Remedies in an ADEA claim should "ensure that victims of age discrimination [be] made whole." Whittlesey v. Union Carbide Corp., 742 F.2d 724, 727-28 (2d *88 Cir.1984) (citing Geller v. Markham, 635 F.2d at 1036). A claim for lost fringe benefits, including a life insurance policy, survives the death of an employee in an ADEA case. Fariss v. Lynchburg Foundry, 769 F.2d 958, 964 (4th Cir.1985); Dickerson v. Deluxe Check Printers, Inc., 703 F.2d 276, 279 (8th Cir.1983). The proper measure of damages available to an ADEA plaintiff is either the amount the employer paid in premiums on the employee's behalf, or the amount the employee paid to obtain comparable insurance, Munnelly v. Memorial Sloan Kettering Cancer Center, 741 F. Supp. 60 (S.D.N.Y. 1990); Buckley v. Reynolds Metals Co., 690 F. Supp. 211, 219 (S.D.N.Y.1988), not the proceeds of the employee life insurance policy. Fariss, 769 F.2d at 965-66.

An ADEA plaintiff must mitigate his damages. Munnelly, 741 F.Supp. at 63-64; Bonura v. Chase Manhattan Bank, N.A., 629 F. Supp. 353, 360-61 (S.D.N.Y.1986). In Bonura, an ADEA plaintiff chose not to convert his group life insurance coverage to an individual policy after his termination even though no physical examination was required as part of the conversion. Under such circumstances, the court concluded that a plaintiff is entitled to recover only the expense of substitute life insurance coverage. Any other loss of life insurance protection would, however, not be recoverable since plaintiffs failed to mitigate their losses by converting their life insurance policies. Id. at 360-61.

Upon termination, plaintiff had the opportunity to convert his policies into private policies. Although he is not required to have accepted this opportunity, had he done so, he could have mitigated his life insurance damages. Accordingly, defendant's motion for summary judgment is granted as to damages.
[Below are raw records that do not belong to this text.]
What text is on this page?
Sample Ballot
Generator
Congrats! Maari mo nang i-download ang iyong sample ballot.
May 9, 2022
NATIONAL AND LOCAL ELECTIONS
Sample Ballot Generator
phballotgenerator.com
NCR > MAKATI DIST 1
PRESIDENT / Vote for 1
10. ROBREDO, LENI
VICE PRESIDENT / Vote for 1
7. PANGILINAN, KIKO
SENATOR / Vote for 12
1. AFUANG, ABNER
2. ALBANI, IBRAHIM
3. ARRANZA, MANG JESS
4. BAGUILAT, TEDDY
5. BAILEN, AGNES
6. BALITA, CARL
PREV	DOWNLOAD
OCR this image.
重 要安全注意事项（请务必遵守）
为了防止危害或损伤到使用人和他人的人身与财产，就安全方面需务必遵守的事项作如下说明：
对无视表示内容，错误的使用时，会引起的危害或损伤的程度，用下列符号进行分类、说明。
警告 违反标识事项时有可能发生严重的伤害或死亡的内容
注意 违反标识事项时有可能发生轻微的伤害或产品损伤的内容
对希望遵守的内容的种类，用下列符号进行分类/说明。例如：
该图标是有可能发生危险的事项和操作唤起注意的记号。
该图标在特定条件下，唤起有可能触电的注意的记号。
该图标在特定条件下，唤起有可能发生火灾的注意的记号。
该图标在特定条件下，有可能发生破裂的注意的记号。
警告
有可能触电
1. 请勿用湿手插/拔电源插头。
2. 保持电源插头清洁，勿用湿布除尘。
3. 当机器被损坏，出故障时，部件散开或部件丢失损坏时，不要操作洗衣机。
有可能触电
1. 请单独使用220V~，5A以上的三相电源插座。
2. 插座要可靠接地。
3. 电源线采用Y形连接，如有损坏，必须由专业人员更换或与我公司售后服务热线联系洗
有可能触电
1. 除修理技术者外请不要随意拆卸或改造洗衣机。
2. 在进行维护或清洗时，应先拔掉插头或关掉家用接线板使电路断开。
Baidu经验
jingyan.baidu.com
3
If defendant is found liable as to the age discrimination claim, plaintiff will be limited to the amount paid to obtain comparable life insurance. See, Syvock v. Milwaukee Boiler Mfg. Co., Inc., 665 F.2d 149, 161 (7th Cir.1981) (in ADEA case, it was not abuse of discretion to refuse to award lost insurance benefits where plaintiff had not purchased alternative coverage), rev'd on other grounds, Coston v. Plitt Theaters, Inc., 860 F.2d 834 (7th Cir.1988).

 
III. CONCLUSION

The motion for summary judgment as to plaintiff's age discrimination claim (doc. # 52) is denied; the supplemental motion for summary judgment as to plaintiff's claim for damages in the form of life insurance proceeds (doc. # 68) is granted.

SO ORDERED.

NOTES

[1] During the pendency of this action, [Michael] Mikhail Shkolnik died. Nikolay Shkolnik, administrator of his estate, was substituted as plaintiff on March 24, 1992. The term "plaintiff" shall refer to Mikhail Shkolnik.

[2] Immediately prior to being hired by defendant, plaintiff had worked as an independent contractor for defendant for a year.